You need to keep the address the IRS has on file for you current. This means if you move, you should let the IRS know as soon as possible. If you filed taxes and then moved, you need to file a change of address with the IRS in case there is anything wrong with your return and they need to contact you. Go to the IRS website and download IRS Form 8822, Change of Address, to update your address. Even if you're filing for a previous year, you must use your current address — where you live and receive mail — on your return. In the event the IRS cannot get in contact with you, you're still responsible for any penalties or fees you owe.

How to Change Your Address

In addition to using IRS form 8822, you can update your information by using your new address when you file taxes for the current year; by sending the IRS a written statement that contains your full name, old address, new address and Social Security number, ITIN or EIN; or by calling the IRS directly. Filing a change of address with the U.S. Postal Service may also alert the IRS of your new address. However, not all post offices forward address changes to the IRS, so you should not rely on this.
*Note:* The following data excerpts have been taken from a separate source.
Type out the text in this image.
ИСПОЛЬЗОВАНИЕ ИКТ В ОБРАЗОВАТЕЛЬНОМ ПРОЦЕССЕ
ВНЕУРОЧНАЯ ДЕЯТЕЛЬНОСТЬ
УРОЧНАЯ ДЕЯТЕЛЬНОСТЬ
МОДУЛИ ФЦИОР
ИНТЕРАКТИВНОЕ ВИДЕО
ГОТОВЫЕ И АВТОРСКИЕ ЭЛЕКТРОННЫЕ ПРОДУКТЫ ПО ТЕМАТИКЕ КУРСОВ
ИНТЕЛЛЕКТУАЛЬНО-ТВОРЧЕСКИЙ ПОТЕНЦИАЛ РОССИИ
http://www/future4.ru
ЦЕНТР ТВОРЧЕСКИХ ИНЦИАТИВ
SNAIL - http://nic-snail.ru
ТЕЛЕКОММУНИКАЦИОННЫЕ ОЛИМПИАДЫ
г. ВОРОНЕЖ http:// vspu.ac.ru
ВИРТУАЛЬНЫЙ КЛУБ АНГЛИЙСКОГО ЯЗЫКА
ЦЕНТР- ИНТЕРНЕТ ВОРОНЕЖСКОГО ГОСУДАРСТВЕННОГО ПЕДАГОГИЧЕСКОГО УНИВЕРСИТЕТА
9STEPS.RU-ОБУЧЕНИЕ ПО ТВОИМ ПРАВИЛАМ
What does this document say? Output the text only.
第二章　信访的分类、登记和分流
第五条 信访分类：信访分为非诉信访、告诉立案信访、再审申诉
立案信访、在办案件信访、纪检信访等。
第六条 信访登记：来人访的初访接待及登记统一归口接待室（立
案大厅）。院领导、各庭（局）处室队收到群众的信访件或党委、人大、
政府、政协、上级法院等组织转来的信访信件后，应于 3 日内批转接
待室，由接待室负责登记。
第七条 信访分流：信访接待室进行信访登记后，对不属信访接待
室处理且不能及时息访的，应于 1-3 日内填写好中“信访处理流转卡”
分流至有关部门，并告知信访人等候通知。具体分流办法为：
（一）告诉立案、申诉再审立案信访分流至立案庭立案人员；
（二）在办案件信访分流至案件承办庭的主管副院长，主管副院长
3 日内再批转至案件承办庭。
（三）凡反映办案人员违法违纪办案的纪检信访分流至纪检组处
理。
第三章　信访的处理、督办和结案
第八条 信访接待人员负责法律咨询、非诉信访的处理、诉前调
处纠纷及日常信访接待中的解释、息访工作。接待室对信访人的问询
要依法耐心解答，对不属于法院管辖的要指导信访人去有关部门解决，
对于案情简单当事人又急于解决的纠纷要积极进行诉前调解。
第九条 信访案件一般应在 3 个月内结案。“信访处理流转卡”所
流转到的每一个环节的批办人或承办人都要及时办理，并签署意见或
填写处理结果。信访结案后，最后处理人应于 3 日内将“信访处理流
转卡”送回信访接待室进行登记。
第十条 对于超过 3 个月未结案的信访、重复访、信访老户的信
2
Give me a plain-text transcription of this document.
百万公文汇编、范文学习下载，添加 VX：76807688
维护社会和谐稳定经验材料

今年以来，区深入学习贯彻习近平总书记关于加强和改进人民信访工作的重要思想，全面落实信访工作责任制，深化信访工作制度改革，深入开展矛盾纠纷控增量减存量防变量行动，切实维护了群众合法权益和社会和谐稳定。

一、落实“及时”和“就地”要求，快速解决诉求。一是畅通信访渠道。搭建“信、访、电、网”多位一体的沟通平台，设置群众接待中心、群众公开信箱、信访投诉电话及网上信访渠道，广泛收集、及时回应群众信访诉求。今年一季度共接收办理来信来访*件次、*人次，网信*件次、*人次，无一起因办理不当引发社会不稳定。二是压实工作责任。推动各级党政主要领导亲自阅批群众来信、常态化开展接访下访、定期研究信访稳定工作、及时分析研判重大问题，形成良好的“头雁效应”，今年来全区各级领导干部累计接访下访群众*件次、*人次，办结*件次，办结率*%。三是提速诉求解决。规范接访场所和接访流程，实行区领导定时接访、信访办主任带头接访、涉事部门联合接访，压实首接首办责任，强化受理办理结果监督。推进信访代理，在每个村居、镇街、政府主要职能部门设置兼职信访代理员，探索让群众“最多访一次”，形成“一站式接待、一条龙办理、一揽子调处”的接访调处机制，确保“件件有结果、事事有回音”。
Even if you file a change with the USPS, you need to make sure the IRS has the most current address and information for you.

If you filed jointly and reside at the same address as your spouse, you both need to update your address information with the IRS. But if you filed a joint return and do not live at the same address as your spouse anymore, you and your spouse must contact the IRS to notify them of the separate new addresses.

Regardless of the manner in which you change your address with the IRS, the process can take four to six weeks to fully complete.